Floyd Ciruli & Hiroyuki Akita |
Recent visits with leading Japanese foreign policy experts confirm the new direction. Tauneo Watanabe, senior research fellow of the Sasakawa Peace Foundation, and Hiroyuki Akita, foreign affairs and security columnist for the Nikkei: Shimbun recognize the challenges that the Abe government is addressing.
Tauneo Watanabe & Floyd Ciruli |
Japan’s pacifist constitution (war making is prohibited), which has broad public support, will likely remain the dominant foreign policy boundary, but Japanese realists are increasingly redefining it to address the new conditions in the Pacific. Abe’s strategy is to use soft power to build multilateral alliances dedicated to economic benefits with selective, if limited, military applications. So, for example, Abe has picked up the TPP trade agreement discarded by the Trump administration and reconfigured it. He recognizes the U.S. must be a part of the trade and defense strategies and has encouraged the U.S. to rejoin the revised TPP and Japan is taking part with the U.S. and South Asian nations in military exercises. He and his foreign policy team are also looking farther afield for allies, including in Europe, for example Germany, and in the Mideast.
Fortunately for Abe’s timing, Japanese soft power in the Pacific Rim is high. A couple of recent polls show Japan’s reputation exceeds China’s and the U.S.’s in a number of Asian and South Asian Rim countries. It reflects many years of work on soft power with economic development, cultural exchanges and tourism promotion.

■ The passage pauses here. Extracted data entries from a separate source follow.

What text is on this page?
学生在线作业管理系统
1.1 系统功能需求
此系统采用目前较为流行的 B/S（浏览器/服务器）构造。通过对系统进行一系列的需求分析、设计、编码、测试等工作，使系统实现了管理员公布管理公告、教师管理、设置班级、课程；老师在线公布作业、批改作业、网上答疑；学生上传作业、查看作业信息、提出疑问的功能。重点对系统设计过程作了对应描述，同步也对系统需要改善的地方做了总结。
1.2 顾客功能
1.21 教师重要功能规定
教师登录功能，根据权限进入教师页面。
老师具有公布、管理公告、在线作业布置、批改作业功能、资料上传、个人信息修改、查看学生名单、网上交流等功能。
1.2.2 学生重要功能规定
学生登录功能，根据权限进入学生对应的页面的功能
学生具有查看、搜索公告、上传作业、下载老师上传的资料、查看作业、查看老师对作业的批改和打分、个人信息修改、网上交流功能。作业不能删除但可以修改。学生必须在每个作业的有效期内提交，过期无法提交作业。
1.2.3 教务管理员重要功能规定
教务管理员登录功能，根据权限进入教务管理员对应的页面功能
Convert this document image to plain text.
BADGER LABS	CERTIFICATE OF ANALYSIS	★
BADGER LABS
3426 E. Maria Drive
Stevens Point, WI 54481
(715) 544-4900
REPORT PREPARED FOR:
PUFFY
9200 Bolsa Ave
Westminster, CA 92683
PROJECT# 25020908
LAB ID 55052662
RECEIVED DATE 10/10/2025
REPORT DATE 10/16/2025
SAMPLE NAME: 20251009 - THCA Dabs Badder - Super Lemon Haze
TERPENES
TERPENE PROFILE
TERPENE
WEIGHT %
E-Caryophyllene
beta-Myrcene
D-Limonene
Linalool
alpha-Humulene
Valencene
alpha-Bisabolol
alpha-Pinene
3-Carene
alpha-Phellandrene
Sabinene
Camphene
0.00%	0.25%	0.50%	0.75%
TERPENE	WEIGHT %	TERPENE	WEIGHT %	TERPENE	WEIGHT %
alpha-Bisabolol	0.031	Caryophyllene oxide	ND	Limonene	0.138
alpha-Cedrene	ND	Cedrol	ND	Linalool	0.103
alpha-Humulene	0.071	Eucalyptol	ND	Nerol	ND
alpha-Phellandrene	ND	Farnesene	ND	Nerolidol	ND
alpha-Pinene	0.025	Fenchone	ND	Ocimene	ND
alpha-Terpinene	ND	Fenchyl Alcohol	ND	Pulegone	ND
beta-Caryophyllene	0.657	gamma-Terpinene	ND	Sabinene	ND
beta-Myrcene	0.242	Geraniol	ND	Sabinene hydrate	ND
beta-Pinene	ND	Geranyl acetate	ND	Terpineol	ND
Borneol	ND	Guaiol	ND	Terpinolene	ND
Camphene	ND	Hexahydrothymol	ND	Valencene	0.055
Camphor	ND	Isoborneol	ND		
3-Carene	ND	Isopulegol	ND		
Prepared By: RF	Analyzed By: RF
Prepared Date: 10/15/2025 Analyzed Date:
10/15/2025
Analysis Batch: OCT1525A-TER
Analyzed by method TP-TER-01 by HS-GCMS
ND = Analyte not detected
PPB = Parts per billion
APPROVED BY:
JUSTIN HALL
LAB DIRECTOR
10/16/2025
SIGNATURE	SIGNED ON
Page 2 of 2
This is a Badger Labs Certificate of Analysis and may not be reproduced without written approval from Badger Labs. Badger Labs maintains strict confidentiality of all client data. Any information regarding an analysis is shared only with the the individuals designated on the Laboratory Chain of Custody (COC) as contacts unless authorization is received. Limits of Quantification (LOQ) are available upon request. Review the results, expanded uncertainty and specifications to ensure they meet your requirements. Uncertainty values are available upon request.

A Pew Research survey of last November shows confidence in Abe and positive reviews of Japan in the Philippines, Australia, U.S. and Indonesia. Only South Koreans are negative.
A survey commissioned by Japan’s Ministry of Foreign Affairs in ASEAN member states in February 2018 (3,000 interviews in 10 countries).
Japan’s leadership sees defense of a rule-based international system and the self-confidence of democratic counties as an important national objective and a responsibility it shares with the U.S. and other allies.